Auffallend an der russischen Analyse ist die fehlende Forderung nach leistungsstärkerer Bewaffnung. Was wohl dem Umstand der ausbleibenden Panzerduelle geschuldet sein könnte. Da solche Duelle, insbesondere gegen moderne westliche Kampfpanzer, kaum zu beobachten waren, konnten vermutliche auch wenig Erfahrungen über die Leistungsfähigkeit der russischen Panzerkanonen gegen westliche Panzerungen gesammelt werden. Ein automatischer Beleg für die ausreichende Bewaffnung, ist das Ausbleiben der Forderung jedoch nicht.
Von Interesse ist auch, dass das Fehlen von Munitionsbunkern in russischen Panzerfahrzeugen nicht angesprochen wird. Schließlich wird genau dieser Mangel von vielen Experten als Hauptursache für die „katastrophalen“ – im Sinne von kompletten Zerstörungen im Vergleich mit Beschädigungen bei westlichen Kampfpanzern – Verluste russischer Panzer gesehen wird.

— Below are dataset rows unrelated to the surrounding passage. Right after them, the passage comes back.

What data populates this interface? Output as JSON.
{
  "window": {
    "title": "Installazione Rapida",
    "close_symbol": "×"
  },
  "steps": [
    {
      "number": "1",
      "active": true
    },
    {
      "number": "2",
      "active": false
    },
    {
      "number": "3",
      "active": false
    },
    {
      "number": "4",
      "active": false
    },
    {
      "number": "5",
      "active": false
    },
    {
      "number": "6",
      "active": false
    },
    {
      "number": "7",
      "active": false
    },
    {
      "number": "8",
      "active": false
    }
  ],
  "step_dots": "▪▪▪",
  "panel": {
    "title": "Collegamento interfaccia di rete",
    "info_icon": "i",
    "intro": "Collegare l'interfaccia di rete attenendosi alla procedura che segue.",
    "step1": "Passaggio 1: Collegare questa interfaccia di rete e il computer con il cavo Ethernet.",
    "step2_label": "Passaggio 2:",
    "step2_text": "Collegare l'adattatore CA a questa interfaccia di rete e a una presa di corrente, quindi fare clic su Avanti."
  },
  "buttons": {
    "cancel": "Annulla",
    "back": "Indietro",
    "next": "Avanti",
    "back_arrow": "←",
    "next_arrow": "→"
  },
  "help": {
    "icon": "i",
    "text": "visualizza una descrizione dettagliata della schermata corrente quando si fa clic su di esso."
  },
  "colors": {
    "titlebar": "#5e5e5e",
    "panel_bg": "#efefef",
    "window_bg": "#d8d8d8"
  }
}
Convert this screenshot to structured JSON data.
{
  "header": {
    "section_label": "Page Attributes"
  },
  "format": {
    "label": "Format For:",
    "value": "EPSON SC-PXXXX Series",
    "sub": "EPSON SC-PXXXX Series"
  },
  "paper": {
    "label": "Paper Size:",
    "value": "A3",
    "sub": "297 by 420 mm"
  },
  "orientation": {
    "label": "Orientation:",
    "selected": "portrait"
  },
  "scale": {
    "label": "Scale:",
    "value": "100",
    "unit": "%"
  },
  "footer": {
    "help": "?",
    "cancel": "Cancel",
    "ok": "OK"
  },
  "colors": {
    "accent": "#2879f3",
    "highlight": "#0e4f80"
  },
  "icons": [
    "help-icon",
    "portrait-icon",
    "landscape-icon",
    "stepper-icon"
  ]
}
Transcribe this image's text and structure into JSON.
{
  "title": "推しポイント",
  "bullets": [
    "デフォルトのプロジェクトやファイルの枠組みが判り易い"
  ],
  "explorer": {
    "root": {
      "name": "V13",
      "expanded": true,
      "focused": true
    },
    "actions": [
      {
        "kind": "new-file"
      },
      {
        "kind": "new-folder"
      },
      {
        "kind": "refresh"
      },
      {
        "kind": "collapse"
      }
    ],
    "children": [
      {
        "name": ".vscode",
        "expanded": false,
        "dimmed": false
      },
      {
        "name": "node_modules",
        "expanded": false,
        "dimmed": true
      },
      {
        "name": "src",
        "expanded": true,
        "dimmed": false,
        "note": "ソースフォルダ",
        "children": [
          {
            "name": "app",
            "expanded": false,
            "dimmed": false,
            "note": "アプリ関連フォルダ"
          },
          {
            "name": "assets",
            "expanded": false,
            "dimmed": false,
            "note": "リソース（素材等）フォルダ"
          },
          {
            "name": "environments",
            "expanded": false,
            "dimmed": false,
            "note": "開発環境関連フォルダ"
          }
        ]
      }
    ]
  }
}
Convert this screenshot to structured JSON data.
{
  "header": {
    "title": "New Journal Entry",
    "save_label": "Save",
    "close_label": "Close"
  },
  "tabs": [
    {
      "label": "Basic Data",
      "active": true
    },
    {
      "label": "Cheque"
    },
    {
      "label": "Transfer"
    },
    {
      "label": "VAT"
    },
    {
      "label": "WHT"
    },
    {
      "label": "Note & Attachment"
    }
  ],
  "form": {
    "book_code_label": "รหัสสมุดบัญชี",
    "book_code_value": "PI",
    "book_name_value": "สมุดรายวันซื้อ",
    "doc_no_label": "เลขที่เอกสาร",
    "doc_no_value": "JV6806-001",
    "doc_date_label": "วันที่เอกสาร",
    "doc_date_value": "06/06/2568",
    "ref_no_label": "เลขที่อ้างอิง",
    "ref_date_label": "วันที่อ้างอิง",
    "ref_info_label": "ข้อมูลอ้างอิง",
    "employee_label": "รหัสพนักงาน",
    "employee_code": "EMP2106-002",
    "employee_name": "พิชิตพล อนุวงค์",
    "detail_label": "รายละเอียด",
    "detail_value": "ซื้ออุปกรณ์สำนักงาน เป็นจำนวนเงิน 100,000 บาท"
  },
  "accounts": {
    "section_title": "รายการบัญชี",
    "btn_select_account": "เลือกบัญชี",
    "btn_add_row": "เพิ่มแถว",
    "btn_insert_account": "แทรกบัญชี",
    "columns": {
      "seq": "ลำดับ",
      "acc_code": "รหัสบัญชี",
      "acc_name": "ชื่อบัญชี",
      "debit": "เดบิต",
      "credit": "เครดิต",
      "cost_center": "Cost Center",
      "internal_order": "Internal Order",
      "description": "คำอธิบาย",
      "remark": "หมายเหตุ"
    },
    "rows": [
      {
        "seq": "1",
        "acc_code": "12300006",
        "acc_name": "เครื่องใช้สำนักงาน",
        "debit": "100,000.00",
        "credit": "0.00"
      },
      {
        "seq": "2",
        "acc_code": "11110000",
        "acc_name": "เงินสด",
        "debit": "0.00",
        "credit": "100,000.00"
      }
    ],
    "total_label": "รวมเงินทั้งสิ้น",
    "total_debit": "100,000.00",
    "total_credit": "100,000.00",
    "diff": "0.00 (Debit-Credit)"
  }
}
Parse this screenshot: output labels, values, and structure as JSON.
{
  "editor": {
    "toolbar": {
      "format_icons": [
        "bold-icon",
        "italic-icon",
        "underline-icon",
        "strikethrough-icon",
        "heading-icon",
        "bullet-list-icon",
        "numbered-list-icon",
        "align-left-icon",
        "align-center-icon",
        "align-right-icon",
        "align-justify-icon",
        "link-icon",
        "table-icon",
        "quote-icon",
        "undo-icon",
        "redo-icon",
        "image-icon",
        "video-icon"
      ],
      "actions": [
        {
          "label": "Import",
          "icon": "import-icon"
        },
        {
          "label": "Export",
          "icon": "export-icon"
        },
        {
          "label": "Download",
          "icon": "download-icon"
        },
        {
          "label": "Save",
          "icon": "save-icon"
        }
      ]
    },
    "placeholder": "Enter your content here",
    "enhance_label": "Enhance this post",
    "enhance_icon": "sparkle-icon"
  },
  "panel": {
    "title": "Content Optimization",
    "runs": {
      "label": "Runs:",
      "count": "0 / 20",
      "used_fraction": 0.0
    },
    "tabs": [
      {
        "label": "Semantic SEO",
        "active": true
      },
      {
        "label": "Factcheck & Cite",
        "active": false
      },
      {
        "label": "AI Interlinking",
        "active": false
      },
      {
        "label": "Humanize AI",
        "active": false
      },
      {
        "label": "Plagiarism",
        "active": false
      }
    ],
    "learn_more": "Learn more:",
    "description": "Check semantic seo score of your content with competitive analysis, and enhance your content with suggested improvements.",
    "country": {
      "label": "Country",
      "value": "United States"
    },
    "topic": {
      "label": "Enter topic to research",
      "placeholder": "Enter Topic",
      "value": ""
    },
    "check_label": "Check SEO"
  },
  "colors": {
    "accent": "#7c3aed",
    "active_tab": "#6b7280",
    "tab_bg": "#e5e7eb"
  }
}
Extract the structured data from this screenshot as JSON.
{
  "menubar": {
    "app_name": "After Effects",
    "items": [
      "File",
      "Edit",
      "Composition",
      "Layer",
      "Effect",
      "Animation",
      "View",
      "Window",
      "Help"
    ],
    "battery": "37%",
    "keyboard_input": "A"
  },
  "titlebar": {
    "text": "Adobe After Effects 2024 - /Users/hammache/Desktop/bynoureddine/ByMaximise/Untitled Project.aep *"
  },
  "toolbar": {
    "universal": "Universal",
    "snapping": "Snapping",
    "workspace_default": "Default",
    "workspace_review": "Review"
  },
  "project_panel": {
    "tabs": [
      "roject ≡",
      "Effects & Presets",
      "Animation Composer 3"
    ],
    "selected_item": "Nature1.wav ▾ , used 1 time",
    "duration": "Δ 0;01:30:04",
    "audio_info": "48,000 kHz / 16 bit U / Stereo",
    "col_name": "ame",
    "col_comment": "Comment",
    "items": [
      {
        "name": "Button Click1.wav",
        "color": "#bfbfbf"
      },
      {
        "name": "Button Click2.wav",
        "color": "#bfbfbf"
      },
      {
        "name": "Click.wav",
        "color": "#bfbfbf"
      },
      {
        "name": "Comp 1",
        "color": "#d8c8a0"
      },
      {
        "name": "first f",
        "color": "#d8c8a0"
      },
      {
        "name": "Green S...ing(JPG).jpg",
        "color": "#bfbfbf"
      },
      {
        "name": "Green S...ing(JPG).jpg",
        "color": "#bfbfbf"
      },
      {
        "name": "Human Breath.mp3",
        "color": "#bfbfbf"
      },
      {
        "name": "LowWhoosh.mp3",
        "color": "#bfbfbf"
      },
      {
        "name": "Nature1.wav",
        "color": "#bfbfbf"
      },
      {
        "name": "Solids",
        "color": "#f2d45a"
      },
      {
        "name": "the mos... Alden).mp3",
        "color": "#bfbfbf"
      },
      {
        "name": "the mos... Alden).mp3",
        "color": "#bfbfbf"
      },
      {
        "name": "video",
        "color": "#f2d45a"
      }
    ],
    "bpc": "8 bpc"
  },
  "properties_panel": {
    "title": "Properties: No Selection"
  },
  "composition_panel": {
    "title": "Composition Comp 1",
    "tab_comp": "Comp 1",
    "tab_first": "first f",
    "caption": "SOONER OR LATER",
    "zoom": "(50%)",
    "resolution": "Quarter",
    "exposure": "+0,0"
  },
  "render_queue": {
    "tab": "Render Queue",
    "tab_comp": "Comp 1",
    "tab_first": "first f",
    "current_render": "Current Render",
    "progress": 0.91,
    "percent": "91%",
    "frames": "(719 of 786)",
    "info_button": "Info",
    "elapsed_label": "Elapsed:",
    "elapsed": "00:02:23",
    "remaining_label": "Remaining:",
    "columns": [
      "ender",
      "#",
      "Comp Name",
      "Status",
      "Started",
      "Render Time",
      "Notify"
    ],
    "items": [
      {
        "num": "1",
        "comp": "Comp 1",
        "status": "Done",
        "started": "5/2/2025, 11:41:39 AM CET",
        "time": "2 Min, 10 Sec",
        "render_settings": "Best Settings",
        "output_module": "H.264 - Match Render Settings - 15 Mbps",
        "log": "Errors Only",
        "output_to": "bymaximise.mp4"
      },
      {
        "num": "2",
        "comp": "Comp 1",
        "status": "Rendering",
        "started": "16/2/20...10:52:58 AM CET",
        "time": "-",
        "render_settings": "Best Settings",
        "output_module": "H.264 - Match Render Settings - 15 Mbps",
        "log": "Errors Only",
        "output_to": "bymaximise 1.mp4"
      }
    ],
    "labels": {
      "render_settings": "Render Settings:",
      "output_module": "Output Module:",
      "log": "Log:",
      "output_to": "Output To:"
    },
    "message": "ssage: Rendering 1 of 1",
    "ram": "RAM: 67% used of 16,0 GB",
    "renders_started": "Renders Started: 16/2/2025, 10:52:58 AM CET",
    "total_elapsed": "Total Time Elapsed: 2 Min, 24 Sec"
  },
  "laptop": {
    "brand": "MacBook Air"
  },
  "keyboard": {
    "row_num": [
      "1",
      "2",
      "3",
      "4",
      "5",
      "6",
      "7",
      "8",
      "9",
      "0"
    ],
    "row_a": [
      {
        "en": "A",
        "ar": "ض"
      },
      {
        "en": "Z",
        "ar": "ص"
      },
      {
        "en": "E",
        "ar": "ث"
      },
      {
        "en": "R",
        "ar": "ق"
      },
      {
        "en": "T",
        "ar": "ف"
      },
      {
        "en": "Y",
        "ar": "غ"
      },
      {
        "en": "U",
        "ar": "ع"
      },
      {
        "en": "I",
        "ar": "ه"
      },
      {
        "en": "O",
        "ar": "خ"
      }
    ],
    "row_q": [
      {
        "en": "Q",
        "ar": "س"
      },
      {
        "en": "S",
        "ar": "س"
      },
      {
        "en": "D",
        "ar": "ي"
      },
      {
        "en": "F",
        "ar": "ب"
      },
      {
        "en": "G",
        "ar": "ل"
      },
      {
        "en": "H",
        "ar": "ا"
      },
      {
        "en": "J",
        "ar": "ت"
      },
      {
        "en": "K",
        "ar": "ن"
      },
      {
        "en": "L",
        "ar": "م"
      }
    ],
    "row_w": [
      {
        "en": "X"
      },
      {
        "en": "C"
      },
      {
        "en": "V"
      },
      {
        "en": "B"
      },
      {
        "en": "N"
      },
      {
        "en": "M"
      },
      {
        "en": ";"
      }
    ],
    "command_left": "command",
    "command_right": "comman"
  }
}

Ferner fällt auf, dass der T-14 Armata in dem Interview kein einziges Mal erwähnt wird. Dies ist umso verwunderlicher, weil gerade das Auftauchen dieses Panzertyps wesentlich dazu beigetragen hat, dass westliche Streitkräfte Überlegungen über den Modernisierungsbedarf der eigenen Panzerflotten angestellt haben. Zudem verfügt der Armata, zumindest auf dem Papier, über viele der von Murachowski geforderten Modernisierungen, wie beispielsweise moderne Kommunikations- und Schutzsysteme. Die könnte man dahingehend deuten, dass der russische Experte keine große Hoffnung auf eine baldige Einsatzreife – samt der notwendigen Produktions- und Zulaufraten des T-14 – hat.
Fazit
Unterm Strich deutet Murachowskis Bewertung darauf hin, dass der Kampfpanzer auch in Zukunft eine wesentliche Rolle auf dem modernen Gefechtsfeld einnehmen kann, wenn er entsprechend des neuen Bedrohungsbildes modifiziert wird. Bemerkenswert ist in diesem Zusammenhang, dass die vorgeschlagenen Modifikationen den russischen Kampfpanzer deutlich den westlichen Systemen annähern würden. Offen ist aber, ob die Umsetzung dieser Modifikationen mit der bestehenden russischen Panzerflotte technisch machbar wäre. Die zusätzlichen Schutzsysteme sowie die querschnittlich Anbringung von Minenrollen würden das Kampfgewicht der Fahrzeuge um mehrere Tonnen erhöhen. In Anbetracht der Tatsache, dass die russischen Kampfpanzermodelle bereits mehrfach modernisiert wurden und dadurch bereits mehrere Tonnen zusätzliches „Kampfgewicht“ angelegt haben, kann es durchaus sein, dass die Gewichtsreserven bereits aufgebraucht sind. Wäre dies der Fall, müssten auch weitere Systeme, wie der Antrieb, modernisiert werden. Das Resultat wäre ein gänzlich neuer Kampfpanzer.